So you are walking around the city of Saint Petersburg after you visited Grand Maket and all of the sudden you see an image that you think you saw on a puzzle before. I was looking around because I do that.
I am not sure if we were walking to a station, or waiting for a bus, or what the circumstances were. The poster behind the lady all trimmed in furs, was very intriguing to me. What is it advertising, I don't know. It seems like one of those Cirque du Soliel esque programs. It was in town during 2/8-24 so there was a possibility we could have gone to it. It had interesting characters on the poster, the puppet master guy, the protagonist, the love interest.

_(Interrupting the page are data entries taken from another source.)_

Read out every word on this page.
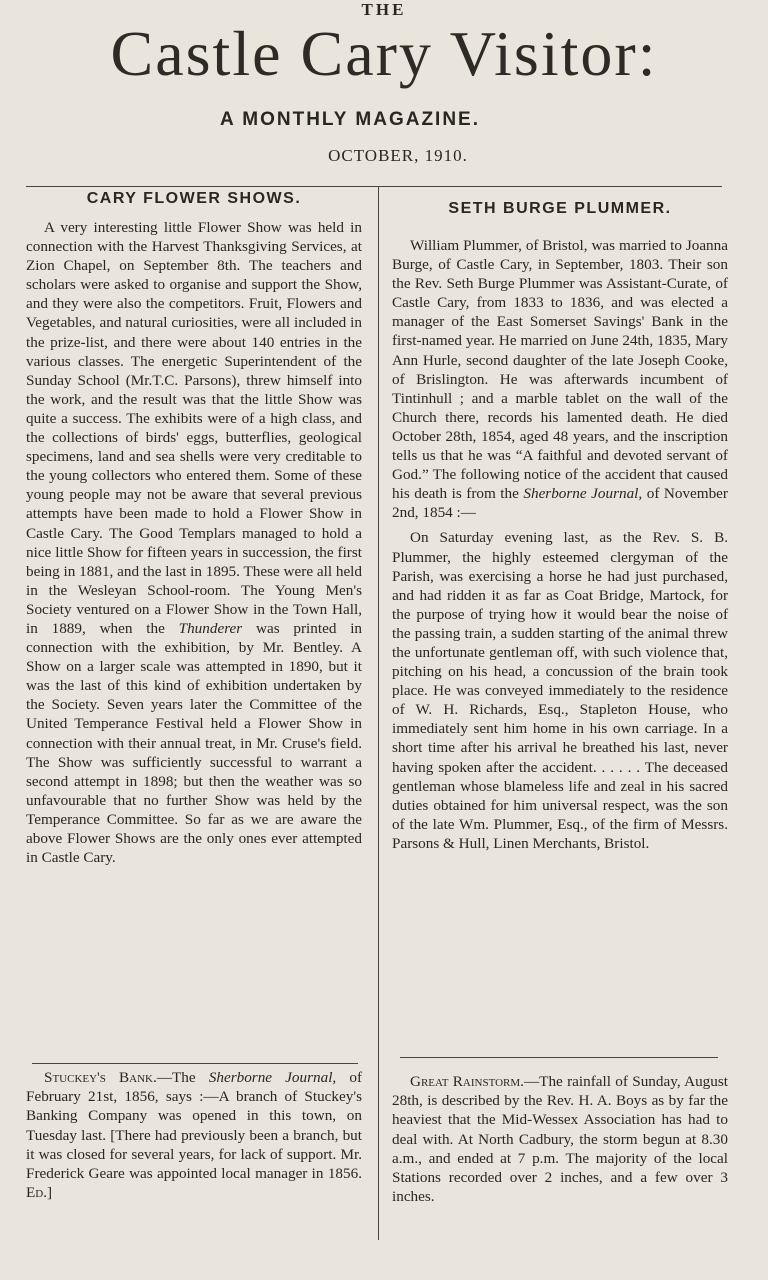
THE
Castle Cary Visitor:
A MONTHLY MAGAZINE.
OCTOBER, 1910.
CARY FLOWER SHOWS.

A very interesting little Flower Show was held in connection with the Harvest Thanksgiving Services, at Zion Chapel, on September 8th. The teachers and scholars were asked to organise and support the Show, and they were also the competitors. Fruit, Flowers and Vegetables, and natural curiosities, were all included in the prize-list, and there were about 140 entries in the various classes. The energetic Superintendent of the Sunday School (Mr.T.C. Parsons), threw himself into the work, and the result was that the little Show was quite a success. The exhibits were of a high class, and the collections of birds' eggs, butterflies, geological specimens, land and sea shells were very creditable to the young collectors who entered them. Some of these young people may not be aware that several previous attempts have been made to hold a Flower Show in Castle Cary. The Good Templars managed to hold a nice little Show for fifteen years in succession, the first being in 1881, and the last in 1895. These were all held in the Wesleyan School-room. The Young Men's Society ventured on a Flower Show in the Town Hall, in 1889, when the Thunderer was printed in connection with the exhibition, by Mr. Bentley. A Show on a larger scale was attempted in 1890, but it was the last of this kind of exhibition undertaken by the Society. Seven years later the Committee of the United Temperance Festival held a Flower Show in connection with their annual treat, in Mr. Cruse's field. The Show was sufficiently successful to warrant a second attempt in 1898; but then the weather was so unfavourable that no further Show was held by the Temperance Committee. So far as we are aware the above Flower Shows are the only ones ever attempted in Castle Cary.

Stuckey's Bank.—The Sherborne Journal, of February 21st, 1856, says :—A branch of Stuckey's Banking Company was opened in this town, on Tuesday last. [There had previously been a branch, but it was closed for several years, for lack of support. Mr. Frederick Geare was appointed local manager in 1856. Ed.]

SETH BURGE PLUMMER.

William Plummer, of Bristol, was married to Joanna Burge, of Castle Cary, in September, 1803. Their son the Rev. Seth Burge Plummer was Assistant-Curate, of Castle Cary, from 1833 to 1836, and was elected a manager of the East Somerset Savings' Bank in the first-named year. He married on June 24th, 1835, Mary Ann Hurle, second daughter of the late Joseph Cooke, of Brislington. He was afterwards incumbent of Tintinhull ; and a marble tablet on the wall of the Church there, records his lamented death. He died October 28th, 1854, aged 48 years, and the inscription tells us that he was “A faithful and devoted servant of God.” The following notice of the accident that caused his death is from the Sherborne Journal, of November 2nd, 1854 :—

On Saturday evening last, as the Rev. S. B. Plummer, the highly esteemed clergyman of the Parish, was exercising a horse he had just purchased, and had ridden it as far as Coat Bridge, Martock, for the purpose of trying how it would bear the noise of the passing train, a sudden starting of the animal threw the unfortunate gentleman off, with such violence that, pitching on his head, a concussion of the brain took place. He was conveyed immediately to the residence of W. H. Richards, Esq., Stapleton House, who immediately sent him home in his own carriage. In a short time after his arrival he breathed his last, never having spoken after the accident. . . . . . The deceased gentleman whose blameless life and zeal in his sacred duties obtained for him universal respect, was the son of the late Wm. Plummer, Esq., of the firm of Messrs. Parsons & Hull, Linen Merchants, Bristol.

Great Rainstorm.—The rainfall of Sunday, August 28th, is described by the Rev. H. A. Boys as by far the heaviest that the Mid-Wessex Association has had to deal with. At North Cadbury, the storm begun at 8.30 a.m., and ended at 7 p.m. The majority of the local Stations recorded over 2 inches, and a few over 3 inches.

(http://en.wikipedia.org/wiki/Moscow_Triumphal_Gate)
Then I noticed the Moscow gate, which I didn't know exactly what it was or why it's in this location. Underneath, or around the gate runs a street trolley, taking up the middle of the street. Most of the buildings in the photo are residential.
So this was the rare occasion that Loki actually had on tennis shoes. Sergey has jeans on, but would wear fleece "long underwear" under the pants. Sergey normally didn't wear gloves, Larisa doesn't have gloves on and Loki has his hands tucked into his jacket.
This was the trolley that runs in the middle of the road. Not this particular section, but other sections of trolley, drivers will drive on the trolley path north or south to get around cars etc. Also yes, that's a Carls Jr over there to the left of the screen. Everything above the Carls Jr is residential.
So here is my picturesque view of the Moscow Gate. The cars are driving in three or four lanes, depending on where you can squeeze and what time of day it is. The "billboard" on the bottom in the "shelter" 80000 is in Rubles so that would be about 2600 USD. To the left is a real estate sign. I think they are saying either the price is 1.3 million rubles or thirty thousand dollars. The middle sign is for Gazprom, which is the national oil industry. Gazprom provides natural gas for homes, and gasoline for automobiles. It's been around for 20 years only because it was created post communism collapse. The third sign is a transit sign. Each is different and makes absolutely no sense. If you speak Russian you are good to go.
Oh and the signs constantly flip/change.
This is one of the few subway images I could collect. We had purchased the stroller at this point, but because we were taking the taxi we didn't bring it with us.
Sergey and Larisa frequently "debated" the taxi/subway/ walking conundrum. Generally I preferred the underground or bus transportation because driving on the streets is ridiculously scary.